Thursday, August 24, 2006

The 78s ping

Being a tenor and trying to learn proper (as in Bel Canto) singing, brings its own special challenges.

The tenor sound was pretty much defined by the giants of old: Caruso, Gigli, Corelli, Björling (for us Swedes), but do we really know now what they sounded like?

I've developed my own little theory called "the 78s ping". Many of the recordings of Caruso were made with him singing straight into a wodden funnel, the sound being engraved through mechanical coupling onto a wax-coated cylinder. It goes without saying that the frequency response was less than stellar. It's no accident that tenors were popular in those early years of recordings, because the "singer's formant" at ca 3 KHz, so pronounced in high operatic voices, came through nice and clear. It's tempting to think that that's all there was to the great tenor voice. Yet we know that Caruso could even sing basso repertoire (legend has it he even did it impromptu during a performance, when the basso lost his voice.) Clearly, the man must have had a huge voice. (update: listen to a 78s recording of Sollene in quest'ora from La Forza del Destino - it gives you a hint as to why baritones where not the great recording stars of this era.)

Jussi Björling was a lyrical tenor, but his recordings span a fairly wide range of technology. Compare e.g. "Säv, säv, susa" from 1940 with the same song from 1959. Jussi's voice was considered to have pretty much reached maturity around 1940, so the most dramatic difference between the two samples is the recording technology. "Sånger på svenska" from 1959 was one of the first Hi-fi stereo recordings in Sweden, and it gives the startling revelation that Jussi's voice was really much fuller than earlier recordings were able to portray.

Now we have a whole generation of singers trying to sound like the great tenors did on the 78s (ok, exaggerating a little...) The easy way to do this is to rely heavily on head voice, emphasizing the resonance of the nasal cavities. This also gives the best feedback. The sound can also be significantly amplified using various tricks. The problem with this is that the "singer's formant" is generated by the larynx, as the result of significant "sub-glottal" pressure - not in the nasal cavities. The way to get there is to push the diaphragm roughly as far as it will go, lower the larynx, raising the soft palate, etc. etc.

Sound hard? Well it is, and it isn't.

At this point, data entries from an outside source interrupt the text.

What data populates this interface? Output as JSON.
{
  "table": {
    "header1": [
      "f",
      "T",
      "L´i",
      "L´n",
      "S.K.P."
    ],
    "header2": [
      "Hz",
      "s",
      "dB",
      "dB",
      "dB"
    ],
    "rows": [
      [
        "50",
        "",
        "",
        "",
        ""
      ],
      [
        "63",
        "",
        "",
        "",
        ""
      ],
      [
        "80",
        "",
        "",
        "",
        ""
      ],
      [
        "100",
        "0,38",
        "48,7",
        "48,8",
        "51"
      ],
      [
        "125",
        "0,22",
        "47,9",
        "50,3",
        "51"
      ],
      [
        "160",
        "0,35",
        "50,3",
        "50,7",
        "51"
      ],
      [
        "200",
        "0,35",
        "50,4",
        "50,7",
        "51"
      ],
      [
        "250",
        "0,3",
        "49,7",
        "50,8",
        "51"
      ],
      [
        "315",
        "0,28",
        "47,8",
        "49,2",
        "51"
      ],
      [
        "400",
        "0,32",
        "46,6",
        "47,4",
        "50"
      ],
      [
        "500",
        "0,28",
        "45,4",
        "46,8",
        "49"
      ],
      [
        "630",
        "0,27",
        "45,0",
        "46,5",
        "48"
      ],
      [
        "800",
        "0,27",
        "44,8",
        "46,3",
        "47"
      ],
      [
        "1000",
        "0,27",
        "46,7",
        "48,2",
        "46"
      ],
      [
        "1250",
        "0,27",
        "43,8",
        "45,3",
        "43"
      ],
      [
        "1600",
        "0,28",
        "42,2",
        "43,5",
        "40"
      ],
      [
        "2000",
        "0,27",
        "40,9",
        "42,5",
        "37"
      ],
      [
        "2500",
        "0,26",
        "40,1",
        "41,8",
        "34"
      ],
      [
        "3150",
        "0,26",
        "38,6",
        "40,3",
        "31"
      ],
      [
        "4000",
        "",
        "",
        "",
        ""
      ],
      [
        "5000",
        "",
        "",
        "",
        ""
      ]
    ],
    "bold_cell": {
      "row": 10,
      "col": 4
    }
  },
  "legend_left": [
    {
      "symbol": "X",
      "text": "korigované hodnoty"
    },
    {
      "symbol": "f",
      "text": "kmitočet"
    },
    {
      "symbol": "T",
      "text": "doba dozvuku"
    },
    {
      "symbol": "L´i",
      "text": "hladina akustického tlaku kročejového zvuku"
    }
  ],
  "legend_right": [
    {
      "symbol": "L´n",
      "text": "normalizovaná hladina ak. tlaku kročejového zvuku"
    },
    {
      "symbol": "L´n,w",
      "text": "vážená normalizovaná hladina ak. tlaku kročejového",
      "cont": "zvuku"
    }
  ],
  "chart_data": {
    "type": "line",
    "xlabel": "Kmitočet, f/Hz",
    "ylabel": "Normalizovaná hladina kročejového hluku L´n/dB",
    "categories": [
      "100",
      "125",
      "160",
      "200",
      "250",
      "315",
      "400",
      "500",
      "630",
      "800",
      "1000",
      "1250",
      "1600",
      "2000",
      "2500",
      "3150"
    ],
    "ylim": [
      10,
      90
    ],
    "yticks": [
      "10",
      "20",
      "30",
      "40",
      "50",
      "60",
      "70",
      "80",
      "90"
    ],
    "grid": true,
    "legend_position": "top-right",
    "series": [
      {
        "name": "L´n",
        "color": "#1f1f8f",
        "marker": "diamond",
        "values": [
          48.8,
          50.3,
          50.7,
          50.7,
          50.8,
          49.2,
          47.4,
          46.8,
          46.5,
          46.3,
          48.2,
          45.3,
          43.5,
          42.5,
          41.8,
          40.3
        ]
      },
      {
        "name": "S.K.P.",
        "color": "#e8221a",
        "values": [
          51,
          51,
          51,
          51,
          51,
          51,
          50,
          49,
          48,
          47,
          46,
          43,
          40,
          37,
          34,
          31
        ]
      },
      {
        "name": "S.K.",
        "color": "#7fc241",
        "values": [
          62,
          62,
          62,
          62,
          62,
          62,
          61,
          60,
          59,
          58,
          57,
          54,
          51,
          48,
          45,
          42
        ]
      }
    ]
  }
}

Anyone can do this - it's pretty much exactly what we do when we throw up. It's doing it in a controlled way while singing that requires some practice. It's also difficult to do it on your own, because while practising, you will not necessarily feel that your voice is improving. You will feel more like a baritone than a tenor, or like an alto rather than a soprano.

Once you learn how to produce a tone with a fully lowered diaphragm (etc), you will be able to find your way to a powerful singer's formant. It will sound to you as a loud "ringing noice". You may not find this pleasant ("Forget all about taking pleasure in your own voice", Bengt Nordfors told me.) To others, it may sound like a silver lining on an otherwise full voice.

So why go through all the trouble if a tenor sound can be faked? Well, for one thing, it's a healthier way to sing, and your vocal cords will thank you for it. But also, you will be able to make use of "exclamatory vowels" - sounds that are also shaped in the larynx, and which convey emotions in a primitive and universally understood way. In short, your voice will become more interesting, more moving, and able to portray real emotions.

So can you tell who's faking it? In tenors, you usually can. Watch the larynx. It should be lowered while singing, and it should pretty much stay there. Now, "faking" may be a bit harsh. The vast majority of singers are certainly most cincere and try their best to express something. What I mean is that they have not learned to properly ground their voices. No surprise - it takes about 5 years to learn proper singing technique, and in our day and age, that's too long.

Also, a warning: if you start searching for true Bel Canto, chances are that you will be disappointed with many singers that you previously thought were great. You may be better off not caring about it and continue to enjoy the art of opera such as it is, today.

Several of the great tenors were initially barytones. Today, if we hear someone singing tenor repertoire with a decidedly baritonal quality, we will be confused. "He's not a tenor", we will exclaim (even if he's hitting the high Cs effortlessly.) We want that "78s ping", and we want to be able to label people.

Giuseppe Giacomini is a tenor with an amazingly baritonal voice. So much so that it becomes problematic. I've heard productions were he sounds more baritonal than the barytone he's playing against (update: here's one where it actually works out - Giacomini is the one lying down). It is simply difficult to find a whole cast of such singers. While I think Giacomini is great, he's not my own ideal (I'm more of a lyrical tenor.) I tend to listen to Fritz Wunderlich for inspiration (update: F.W. as Tamino).